Nos EUA, metade dos homens entre 18-49 têm conta de apostas desportivas, enquanto 42% dos americanos e 46% dos Gen Z concordam com a afirmação: “Por mais que trabalhe, nunca conseguirei comprar uma casa que realmente adore.” Para quê trabalhar por salário mínimo se pode ganhar numa aposta o salário de uma semana, mês ou ano em minutos? Como thiccy referiu: “A tecnologia torna a especulação fácil, enquanto as redes sociais propagam a narrativa de cada novo milionário de um dia para o outro, atraindo todos para uma grande aposta perdida como traças para a luz.”

Os efeitos de dopamina não devem ser subestimados. No longo prazo, estes jogadores perdem dinheiro, mas como voltar ao trabalho sabendo o quão fácil foi ganhar dinheiro? Vale sempre a pena tentar mais uma vez, só precisam de sorte, uma última grande vitória, e então param e deixam o emprego.

“basta um dólar e um sonho” – antigo slogan da lotaria do estado de nova iorque

E assim começa o ouroboros. A hiperfinanceirização gera niilismo face ao sistema, levando ao aumento do jogo, que por sua vez agrava a hiperfinanceirização. Mais histórias de viés de sobrevivência circulam nos media, mais pessoas jogam e perdem dinheiro, os recursos desviam-se de comportamentos produtivos. O mercado deixa de favorecer empresas socialmente benéficas e passa a privilegiar aquelas que aceleram o jogo. É sintomático que $hood tenha subido 184% ytd, quando o investidor individual médio dedica apenas seis minutos à pesquisa por operação em tickers negociados, maioritariamente antes da transação.

Não considero isto uma falha de mercado. Os mercados são extensão da natureza humana, e esta é imperfeita e egoísta, pelo que o mercado aloca não ao resultado socialmente ótimo, mas ao mais lucrativo, mesmo que seja negativo para a humanidade no longo prazo, não se pode considerar uma falha de mercado pura. Os mercados não são árbitros morais. Ainda assim, é quase lamentável que exista uma indústria dedicada a enganar pessoas e retirar-lhes dinheiro. Como Milei afirmou: “Se vai ao casino e perde dinheiro, qual é a reclamação se já sabia que era assim?”, ou mais eloquentemente, não se chora no casino. Creio que a hiperfinanceirização distorce os mercados. Embora nunca sejam perfeitos, a hiperfinanceirização faz com que se assemelhem mais a um casino, e quando resultados negativos são lucrativos, o problema é maior do que o próprio mercado.

Independentemente da dimensão moral, acelera a hiperfinanceirização. As ações sobem mais. O desemprego aumenta. O escapismo instala-se: tiktok, reels do instagram, o metaverso. O problema é que o jogo é um jogo de soma zero. Tecnicamente, é de soma negativa devido às comissões, mas mesmo numa perspetiva de soma zero, não se cria riqueza nova. Não há benefícios para a sociedade. O dinheiro apenas muda de mãos. Cada vez menos capital é alocado à inovação, ao desenvolvimento e a resultados de soma positiva. “[a civilização] é criar muito mais do que se consome”, segundo Elon Musk, mas isso não se verifica numa sociedade hiperfinanceirizada, devido aos efeitos colaterais da hiperfinanceirização, nomeadamente o escapismo.

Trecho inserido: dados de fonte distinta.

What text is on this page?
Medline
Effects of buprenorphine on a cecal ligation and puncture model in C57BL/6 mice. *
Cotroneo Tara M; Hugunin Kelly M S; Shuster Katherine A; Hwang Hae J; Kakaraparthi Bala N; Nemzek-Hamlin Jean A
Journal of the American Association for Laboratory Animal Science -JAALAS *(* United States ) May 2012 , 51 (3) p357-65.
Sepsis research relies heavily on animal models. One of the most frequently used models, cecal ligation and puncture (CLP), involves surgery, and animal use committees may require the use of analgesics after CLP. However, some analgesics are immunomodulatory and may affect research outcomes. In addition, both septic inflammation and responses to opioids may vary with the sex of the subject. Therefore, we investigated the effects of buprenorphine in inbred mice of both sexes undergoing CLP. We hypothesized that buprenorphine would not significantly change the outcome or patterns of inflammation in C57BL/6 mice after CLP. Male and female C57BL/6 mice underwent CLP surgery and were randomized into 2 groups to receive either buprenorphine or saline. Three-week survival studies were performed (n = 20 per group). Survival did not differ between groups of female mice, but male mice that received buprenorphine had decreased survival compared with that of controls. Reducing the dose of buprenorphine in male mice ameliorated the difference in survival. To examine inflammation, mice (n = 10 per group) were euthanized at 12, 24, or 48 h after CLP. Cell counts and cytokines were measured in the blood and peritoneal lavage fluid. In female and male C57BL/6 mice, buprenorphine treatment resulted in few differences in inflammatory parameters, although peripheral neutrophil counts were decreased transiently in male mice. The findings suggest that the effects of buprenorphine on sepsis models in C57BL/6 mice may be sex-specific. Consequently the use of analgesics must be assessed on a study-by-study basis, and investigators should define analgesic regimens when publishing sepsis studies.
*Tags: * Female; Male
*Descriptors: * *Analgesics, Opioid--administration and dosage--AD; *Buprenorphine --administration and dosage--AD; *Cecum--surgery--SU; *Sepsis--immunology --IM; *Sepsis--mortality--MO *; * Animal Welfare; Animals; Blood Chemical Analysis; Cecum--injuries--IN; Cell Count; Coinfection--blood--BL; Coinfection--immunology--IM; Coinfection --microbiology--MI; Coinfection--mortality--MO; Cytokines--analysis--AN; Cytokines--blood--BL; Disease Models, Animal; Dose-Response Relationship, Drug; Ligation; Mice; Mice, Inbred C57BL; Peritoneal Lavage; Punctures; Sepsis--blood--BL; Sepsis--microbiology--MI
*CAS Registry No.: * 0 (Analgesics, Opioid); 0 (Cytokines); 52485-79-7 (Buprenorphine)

O fosso entre a classe média e a classe alta em termos de lazer nunca foi tão pequeno, à medida que a humanidade passa mais tempo online. Isto, aliado à mobilidade social reduzida, mina fortemente os incentivos não só para trabalhar, mas para inovar e criar valor.

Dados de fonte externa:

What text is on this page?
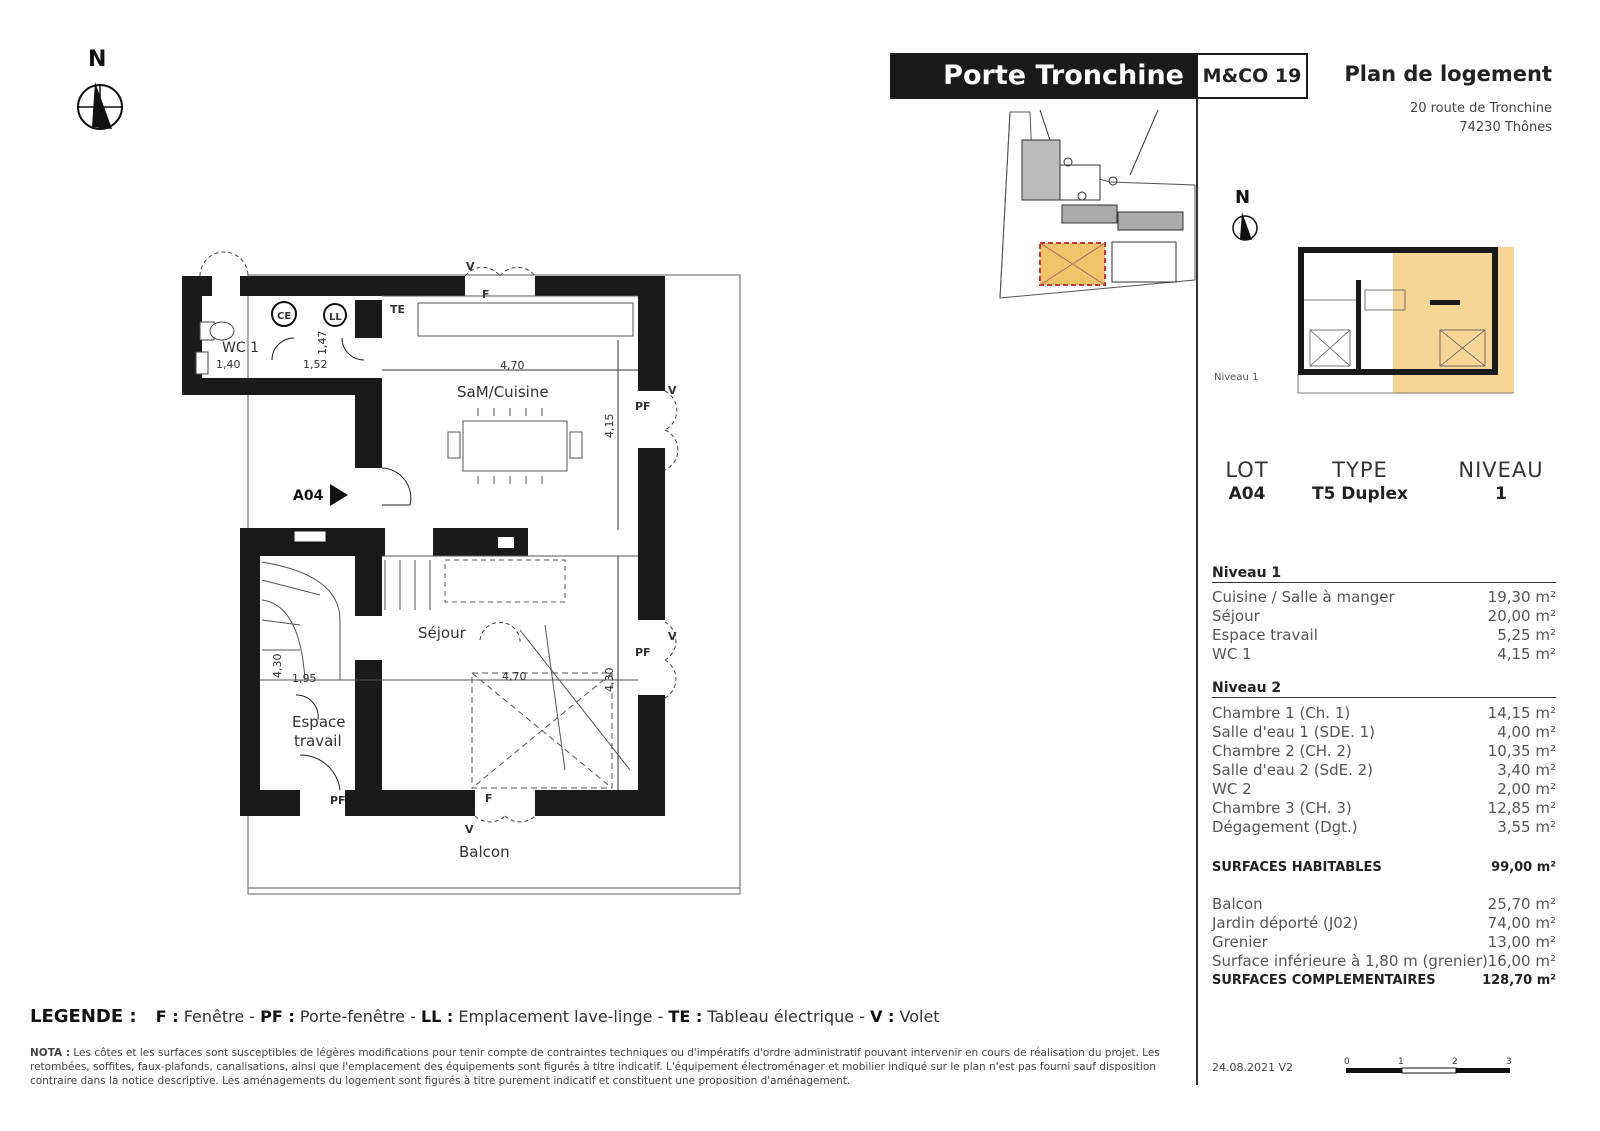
N
WC 1
CE	LL
TE
SaM/Cuisine
Séjour
Espace
travail
Balcon
A04
V
F
V
PF
V
PF
F
V
PF
1,40	1,52	4,70
4,70
1,95
1,47
4,15
4,30
4,30
N
Niveau 1
0	1	2	3
Porte Tronchine M&CO 19	Plan de logement
20 route de Tronchine
74230 Thônes
LOT
A04
TYPE
T5 Duplex
NIVEAU
1
Niveau 1
Cuisine / Salle à manger	19,30 m²
Séjour	20,00 m²
Espace travail	5,25 m²
WC 1	4,15 m²
Niveau 2
Chambre 1 (Ch. 1)	14,15 m²
Salle d'eau 1 (SDE. 1)	4,00 m²
Chambre 2 (CH. 2)	10,35 m²
Salle d'eau 2 (SdE. 2)	3,40 m²
WC 2	2,00 m²
Chambre 3 (CH. 3)	12,85 m²
Dégagement (Dgt.)	3,55 m²
SURFACES HABITABLES	99,00 m²
Balcon	25,70 m²
Jardin déporté (J02)	74,00 m²
Grenier	13,00 m²
Surface inférieure à 1,80 m (grenier) 16,00 m²
SURFACES COMPLEMENTAIRES	128,70 m²
LEGENDE : F : Fenêtre - PF : Porte-fenêtre - LL : Emplacement lave-linge - TE : Tableau électrique - V : Volet
NOTA : Les côtes et les surfaces sont susceptibles de légères modifications pour tenir compte de contraintes techniques ou d'impératifs d'ordre administratif pouvant intervenir en cours de réalisation du projet. Les retombées, soffites, faux-plafonds, canalisations, ainsi que l'emplacement des équipements sont figurés à titre indicatif. L'équipement électroménager et mobilier indiqué sur le plan n'est pas fourni sauf disposition contraire dans la notice descriptive. Les aménagements du logement sont figurés à titre purement indicatif et constituent une proposition d'aménagement.
24.08.2021 V2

Após ler choose good quests, diria que hoje se escolhem poucas boas missões. Voltando ao exemplo de $hood, a robinhood passou de ser uma boa missão de negociação sem comissões para uma má missão de maximizar a extração de dinheiro do retalho. Comparar a página de pedidos de startups da yc em 2014 versus 2025 conta história semelhante da falta crescente de boas missões escolhidas (ou financiadas. Divago, mas recomendo este artigo sobre o tema).

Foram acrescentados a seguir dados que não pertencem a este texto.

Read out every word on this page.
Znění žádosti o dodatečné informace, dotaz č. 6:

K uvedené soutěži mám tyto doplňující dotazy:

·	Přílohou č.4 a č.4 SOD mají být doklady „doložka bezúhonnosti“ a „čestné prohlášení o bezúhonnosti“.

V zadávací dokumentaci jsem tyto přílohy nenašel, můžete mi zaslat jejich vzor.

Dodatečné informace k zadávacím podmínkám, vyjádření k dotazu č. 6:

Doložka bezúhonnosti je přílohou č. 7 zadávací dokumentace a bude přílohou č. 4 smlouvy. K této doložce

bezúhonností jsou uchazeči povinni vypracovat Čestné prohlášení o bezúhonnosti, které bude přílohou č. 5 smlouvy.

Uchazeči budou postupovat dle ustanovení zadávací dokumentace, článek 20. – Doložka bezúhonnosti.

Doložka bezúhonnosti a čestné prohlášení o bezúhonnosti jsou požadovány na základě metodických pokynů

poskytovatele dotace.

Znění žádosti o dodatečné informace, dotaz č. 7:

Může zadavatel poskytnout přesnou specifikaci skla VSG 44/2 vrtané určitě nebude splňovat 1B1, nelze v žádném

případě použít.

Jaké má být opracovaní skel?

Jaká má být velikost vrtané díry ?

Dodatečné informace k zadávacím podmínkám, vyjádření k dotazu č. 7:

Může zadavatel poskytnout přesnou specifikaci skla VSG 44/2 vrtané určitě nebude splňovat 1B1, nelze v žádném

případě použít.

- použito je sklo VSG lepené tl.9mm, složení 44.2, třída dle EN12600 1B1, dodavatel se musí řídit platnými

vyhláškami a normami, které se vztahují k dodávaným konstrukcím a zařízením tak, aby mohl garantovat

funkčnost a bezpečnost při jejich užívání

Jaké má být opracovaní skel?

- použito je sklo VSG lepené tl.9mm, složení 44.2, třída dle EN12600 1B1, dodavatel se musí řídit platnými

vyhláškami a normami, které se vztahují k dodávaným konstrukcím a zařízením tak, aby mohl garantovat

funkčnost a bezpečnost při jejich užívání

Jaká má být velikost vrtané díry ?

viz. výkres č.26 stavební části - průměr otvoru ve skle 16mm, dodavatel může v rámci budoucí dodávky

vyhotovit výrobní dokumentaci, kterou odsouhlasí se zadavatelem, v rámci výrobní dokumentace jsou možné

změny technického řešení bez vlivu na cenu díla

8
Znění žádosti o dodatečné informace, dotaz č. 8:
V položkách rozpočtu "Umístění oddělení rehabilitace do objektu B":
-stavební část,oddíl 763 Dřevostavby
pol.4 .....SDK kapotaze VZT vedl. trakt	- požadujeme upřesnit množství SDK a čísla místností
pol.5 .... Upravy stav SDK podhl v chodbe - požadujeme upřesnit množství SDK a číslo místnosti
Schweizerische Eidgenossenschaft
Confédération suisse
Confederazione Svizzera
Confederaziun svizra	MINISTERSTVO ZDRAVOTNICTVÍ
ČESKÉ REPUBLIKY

O ponto é: numa sociedade hiperfinanceirizada, há menos boas missões, e sem boas missões, não se cria mais do que se consome, e a sociedade falha em ser de soma positiva.

Termino com esta descrição de uma sociedade tecnocapitalista hiperfinanceirizada:

Notas de rodapé:

¹ Refiro que se pode considerar o populismo como resposta coletiva mais abrangente, da qual o socialismo é parte, mas o populismo de direita na Europa, com sentimento anti-imigração, é outra reação ao mesmo problema. Neste artigo, focamo-nos no socialismo por ser a resposta populista mais centrada na economia; talvez o populismo mais amplo seja tema para outro dia.